CONVERSATION WITH A GEOMETRICIAN.

It sometimes happens that a man has no answer to make, and yet is not persuaded. He is overthrown without the feeling of being convinced. He feels at the bottom of his heart a scruple, a repugnance, which hinders him from believing what has been proved to him. A geometrician demonstrates to you, that between a circle and a tangent, you may thread a number of curves, and yet cannot get one straight line to pass. Your eyes, your reason, tell you the contrary. The geometrician gravely answers you, that it is an infinitesimal of the second order. You stare in stupid silence, and quit the field all astonished, without having any clear idea, without comprehending anything, and without having any reply to make.

Consult but a geometrician of more candor, and he explains the mystery to you.

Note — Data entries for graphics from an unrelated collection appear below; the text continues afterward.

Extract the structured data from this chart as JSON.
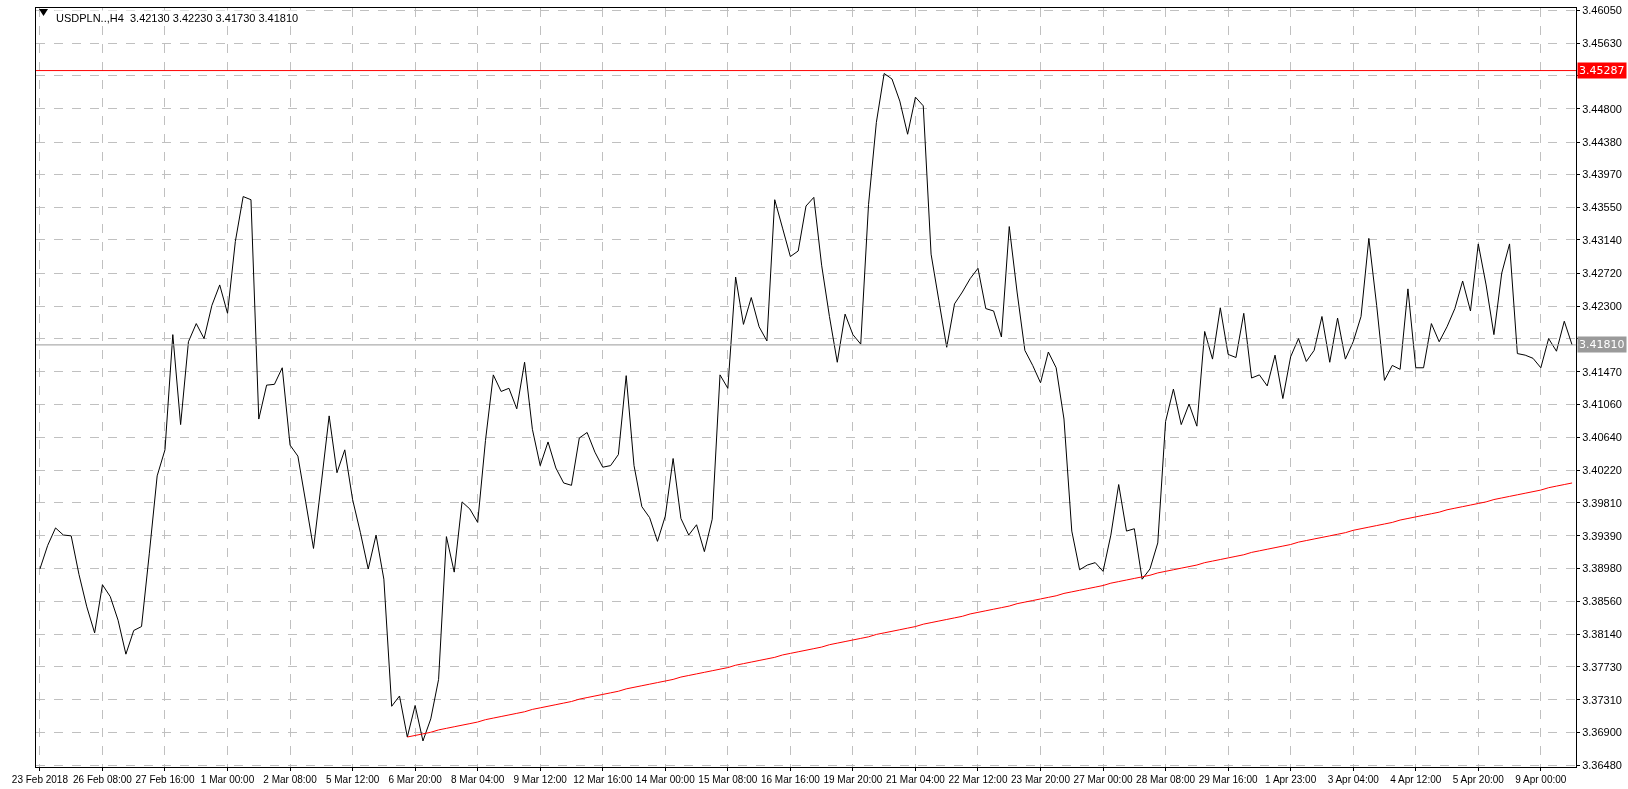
{
  "chart_data": {
    "type": "line",
    "title": "USDPLN..,H4  3.42130 3.42230 3.41730 3.41810",
    "categories": [
      "23 Feb 2018",
      null,
      null,
      null,
      null,
      null,
      null,
      null,
      "26 Feb 08:00",
      null,
      null,
      null,
      null,
      null,
      null,
      null,
      "27 Feb 16:00",
      null,
      null,
      null,
      null,
      null,
      null,
      null,
      "1 Mar 00:00",
      null,
      null,
      null,
      null,
      null,
      null,
      null,
      "2 Mar 08:00",
      null,
      null,
      null,
      null,
      null,
      null,
      null,
      "5 Mar 12:00",
      null,
      null,
      null,
      null,
      null,
      null,
      null,
      "6 Mar 20:00",
      null,
      null,
      null,
      null,
      null,
      null,
      null,
      "8 Mar 04:00",
      null,
      null,
      null,
      null,
      null,
      null,
      null,
      "9 Mar 12:00",
      null,
      null,
      null,
      null,
      null,
      null,
      null,
      "12 Mar 16:00",
      null,
      null,
      null,
      null,
      null,
      null,
      null,
      "14 Mar 00:00",
      null,
      null,
      null,
      null,
      null,
      null,
      null,
      "15 Mar 08:00",
      null,
      null,
      null,
      null,
      null,
      null,
      null,
      "16 Mar 16:00",
      null,
      null,
      null,
      null,
      null,
      null,
      null,
      "19 Mar 20:00",
      null,
      null,
      null,
      null,
      null,
      null,
      null,
      "21 Mar 04:00",
      null,
      null,
      null,
      null,
      null,
      null,
      null,
      "22 Mar 12:00",
      null,
      null,
      null,
      null,
      null,
      null,
      null,
      "23 Mar 20:00",
      null,
      null,
      null,
      null,
      null,
      null,
      null,
      "27 Mar 00:00",
      null,
      null,
      null,
      null,
      null,
      null,
      null,
      "28 Mar 08:00",
      null,
      null,
      null,
      null,
      null,
      null,
      null,
      "29 Mar 16:00",
      null,
      null,
      null,
      null,
      null,
      null,
      null,
      "1 Apr 23:00",
      null,
      null,
      null,
      null,
      null,
      null,
      null,
      "3 Apr 04:00",
      null,
      null,
      null,
      null,
      null,
      null,
      null,
      "4 Apr 12:00",
      null,
      null,
      null,
      null,
      null,
      null,
      null,
      "5 Apr 20:00",
      null,
      null,
      null,
      null,
      null,
      null,
      null,
      "9 Apr 00:00",
      null,
      null,
      null,
      null
    ],
    "series": [
      {
        "color": "#000000",
        "values": [
          3.3897,
          3.3927,
          3.3949,
          3.394,
          3.3939,
          3.389,
          3.3849,
          3.3816,
          3.3877,
          3.3862,
          3.3832,
          3.3789,
          3.3819,
          3.3824,
          3.3917,
          3.4015,
          3.4048,
          3.4194,
          3.408,
          3.4185,
          3.4208,
          3.4189,
          3.4231,
          3.4257,
          3.4221,
          3.4312,
          3.4369,
          3.4365,
          3.4087,
          3.413,
          3.4131,
          3.4152,
          3.4054,
          3.404,
          3.3982,
          3.3923,
          3.4006,
          3.4091,
          3.4019,
          3.4048,
          3.3985,
          3.3943,
          3.3897,
          3.394,
          3.3884,
          3.3723,
          3.3736,
          3.3684,
          3.3724,
          3.3679,
          3.3707,
          3.3757,
          3.3938,
          3.3893,
          3.3982,
          3.3973,
          3.3956,
          3.406,
          3.4143,
          3.4122,
          3.4126,
          3.41,
          3.4159,
          3.4074,
          3.4028,
          3.4058,
          3.4025,
          3.4006,
          3.4003,
          3.4063,
          3.407,
          3.4045,
          3.4026,
          3.4028,
          3.4042,
          3.4142,
          3.4028,
          3.3976,
          3.3962,
          3.3932,
          3.3964,
          3.4037,
          3.3961,
          3.394,
          3.3953,
          3.3919,
          3.396,
          3.4143,
          3.4126,
          3.4267,
          3.4207,
          3.4241,
          3.4204,
          3.4186,
          3.4365,
          3.4329,
          3.4293,
          3.43,
          3.4357,
          3.4368,
          3.4282,
          3.4217,
          3.4159,
          3.422,
          3.4194,
          3.4182,
          3.4359,
          3.4463,
          3.4525,
          3.4518,
          3.449,
          3.4448,
          3.4495,
          3.4484,
          3.4296,
          3.4237,
          3.4178,
          3.4233,
          3.4248,
          3.4265,
          3.4278,
          3.4227,
          3.4224,
          3.4191,
          3.4331,
          3.4248,
          3.4174,
          3.4155,
          3.4133,
          3.4172,
          3.4152,
          3.4087,
          3.3945,
          3.3896,
          3.3902,
          3.3905,
          3.3894,
          3.394,
          3.4004,
          3.3945,
          3.3948,
          3.3884,
          3.3897,
          3.393,
          3.4084,
          3.4125,
          3.408,
          3.4106,
          3.4078,
          3.4198,
          3.4163,
          3.4228,
          3.4169,
          3.4165,
          3.4221,
          3.4139,
          3.4143,
          3.4129,
          3.4168,
          3.4113,
          3.4166,
          3.4189,
          3.416,
          3.4174,
          3.4217,
          3.4159,
          3.4215,
          3.4163,
          3.4185,
          3.4217,
          3.4316,
          3.4231,
          3.4136,
          3.4155,
          3.415,
          3.4252,
          3.4152,
          3.4152,
          3.4208,
          3.4185,
          3.4204,
          3.4227,
          3.4262,
          3.4224,
          3.4309,
          3.4257,
          3.4194,
          3.4272,
          3.4309,
          3.417,
          3.4168,
          3.4164,
          3.4152,
          3.4189,
          3.4173,
          3.4211,
          3.4181
        ]
      },
      {
        "type": "line",
        "color": "#ff0000",
        "values": [
          null,
          null,
          null,
          null,
          null,
          null,
          null,
          null,
          null,
          null,
          null,
          null,
          null,
          null,
          null,
          null,
          null,
          null,
          null,
          null,
          null,
          null,
          null,
          null,
          null,
          null,
          null,
          null,
          null,
          null,
          null,
          null,
          null,
          null,
          null,
          null,
          null,
          null,
          null,
          null,
          null,
          null,
          null,
          null,
          null,
          null,
          null,
          3.3684,
          3.3686,
          3.3688,
          3.369,
          3.3693,
          3.3695,
          3.3697,
          3.3699,
          3.3701,
          3.3703,
          3.3706,
          3.3708,
          3.371,
          3.3712,
          3.3714,
          3.3716,
          3.3719,
          3.3721,
          3.3723,
          3.3725,
          3.3727,
          3.3729,
          3.3732,
          3.3734,
          3.3736,
          3.3738,
          3.374,
          3.3742,
          3.3745,
          3.3747,
          3.3749,
          3.3751,
          3.3753,
          3.3755,
          3.3757,
          3.376,
          3.3762,
          3.3764,
          3.3766,
          3.3768,
          3.377,
          3.3772,
          3.3775,
          3.3777,
          3.3779,
          3.3781,
          3.3783,
          3.3785,
          3.3788,
          3.379,
          3.3792,
          3.3794,
          3.3796,
          3.3798,
          3.3801,
          3.3803,
          3.3805,
          3.3807,
          3.3809,
          3.3811,
          3.3814,
          3.3816,
          3.3818,
          3.382,
          3.3822,
          3.3824,
          3.3827,
          3.3829,
          3.3831,
          3.3833,
          3.3835,
          3.3837,
          3.384,
          3.3842,
          3.3844,
          3.3846,
          3.3848,
          3.385,
          3.3853,
          3.3855,
          3.3857,
          3.3859,
          3.3861,
          3.3863,
          3.3866,
          3.3868,
          3.387,
          3.3872,
          3.3874,
          3.3876,
          3.3879,
          3.3881,
          3.3883,
          3.3885,
          3.3887,
          3.3889,
          3.3892,
          3.3894,
          3.3896,
          3.3898,
          3.39,
          3.3902,
          3.3905,
          3.3907,
          3.3909,
          3.3911,
          3.3913,
          3.3915,
          3.3918,
          3.392,
          3.3922,
          3.3924,
          3.3926,
          3.3928,
          3.3931,
          3.3933,
          3.3935,
          3.3937,
          3.3939,
          3.3941,
          3.3943,
          3.3946,
          3.3948,
          3.395,
          3.3952,
          3.3954,
          3.3956,
          3.3959,
          3.3961,
          3.3963,
          3.3965,
          3.3967,
          3.3969,
          3.3972,
          3.3974,
          3.3976,
          3.3978,
          3.398,
          3.3982,
          3.3985,
          3.3987,
          3.3989,
          3.3991,
          3.3993,
          3.3995,
          3.3997,
          3.4,
          3.4002,
          3.4004,
          3.4006
        ]
      }
    ],
    "ylim": [
      3.3646,
      3.4608
    ],
    "yticks": [
      {
        "value": 3.4605,
        "label": "3.46050"
      },
      {
        "value": 3.4563,
        "label": "3.45630"
      },
      {
        "value": 3.4522,
        "label": null
      },
      {
        "value": 3.448,
        "label": "3.44800"
      },
      {
        "value": 3.4438,
        "label": "3.44380"
      },
      {
        "value": 3.4397,
        "label": "3.43970"
      },
      {
        "value": 3.4355,
        "label": "3.43550"
      },
      {
        "value": 3.4314,
        "label": "3.43140"
      },
      {
        "value": 3.4272,
        "label": "3.42720"
      },
      {
        "value": 3.423,
        "label": "3.42300"
      },
      {
        "value": 3.4189,
        "label": null
      },
      {
        "value": 3.4147,
        "label": "3.41470"
      },
      {
        "value": 3.4106,
        "label": "3.41060"
      },
      {
        "value": 3.4064,
        "label": "3.40640"
      },
      {
        "value": 3.4022,
        "label": "3.40220"
      },
      {
        "value": 3.3981,
        "label": "3.39810"
      },
      {
        "value": 3.3939,
        "label": "3.39390"
      },
      {
        "value": 3.3898,
        "label": "3.38980"
      },
      {
        "value": 3.3856,
        "label": "3.38560"
      },
      {
        "value": 3.3814,
        "label": "3.38140"
      },
      {
        "value": 3.3773,
        "label": "3.37730"
      },
      {
        "value": 3.3731,
        "label": "3.37310"
      },
      {
        "value": 3.369,
        "label": "3.36900"
      },
      {
        "value": 3.3648,
        "label": "3.36480"
      }
    ],
    "ref_lines": [
      {
        "axis": "y",
        "value": 3.45287,
        "label": "3.45287",
        "color": "#ff0000"
      },
      {
        "axis": "y",
        "value": 3.4181,
        "label": "3.41810",
        "color": "#9a9a9a"
      }
    ],
    "grid": true,
    "marker": "none",
    "line_style": "solid"
  }
}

"We suppose," says he, "what cannot be in nature, lines which have length without breadth. Naturally and philosophically speaking, it is impossible for one real line to penetrate another. No curve, nor no right line can pass between two real lines that touch one another. These theorems that puzzle you are but sports of the imagination, ideal chimeras. Whereas true geometry is the art of measuring things actually existent."

I was perfectly well satisfied with the confession of the sensible mathematician, and, with all my misfortune, could not help laughing on learning that there was a quackery even in that science, which is called the sublime science. My geometrician was a kind of philosophical patriot, who had deigned to chat with me sometimes in my cottage. I said to him:

"Sir, you have tried to enlighten the cockneys of Paris, on a point of the greatest concern to mankind, that of the duration of human life. It is to you alone that the ministry owes its knowledge of the due rate of annuities for lives, according to different ages. You have proposed to furnish the houses in town with what water they may want, and to deliver us at length from the shame and ridicule of hearing water cried about the streets, and of seeing women inclosed within an oblong hoop, carrying two pails of water, both together of about thirty pounds weight, up to a fourth story. Be so good, in the name of friendship, to tell me, how many two-handed bipeds there may be in France?"

THE GEOMETRICIAN.—It is assumed, that there may be about twenty millions, and I am willing to adopt this calculation as the most probable, till it can be verified, which it would be very easy to do, and which, however, has not hitherto been done, because one does not always think of every thing.

THE MAN OF FORTY CROWNS.—How many acres, think you, the whole territory of France contains?

THE GEOMETRICIAN.—One hundred and thirty millions, of which almost the half is in roads, in towns, villages, moors, heaths, marshes, sands, barren lands, useless convents, gardens of more pleasure than profit, uncultivated grounds, and bad grounds ill cultivated. We might reduce all the land which yields good returns to seventy-five millions of square acres; but let us state them at fourscore millions. One cannot do too much for one's country.

THE MAN OF FORTY CROWNS.—How much may you think each acre brings in yearly, one year with another, in corn, seeds of all kinds, wine, fish-ponds, wood, metals, cattle, fruit, wool, silk, oil, milk, clear of all charges, without reckoning the tax?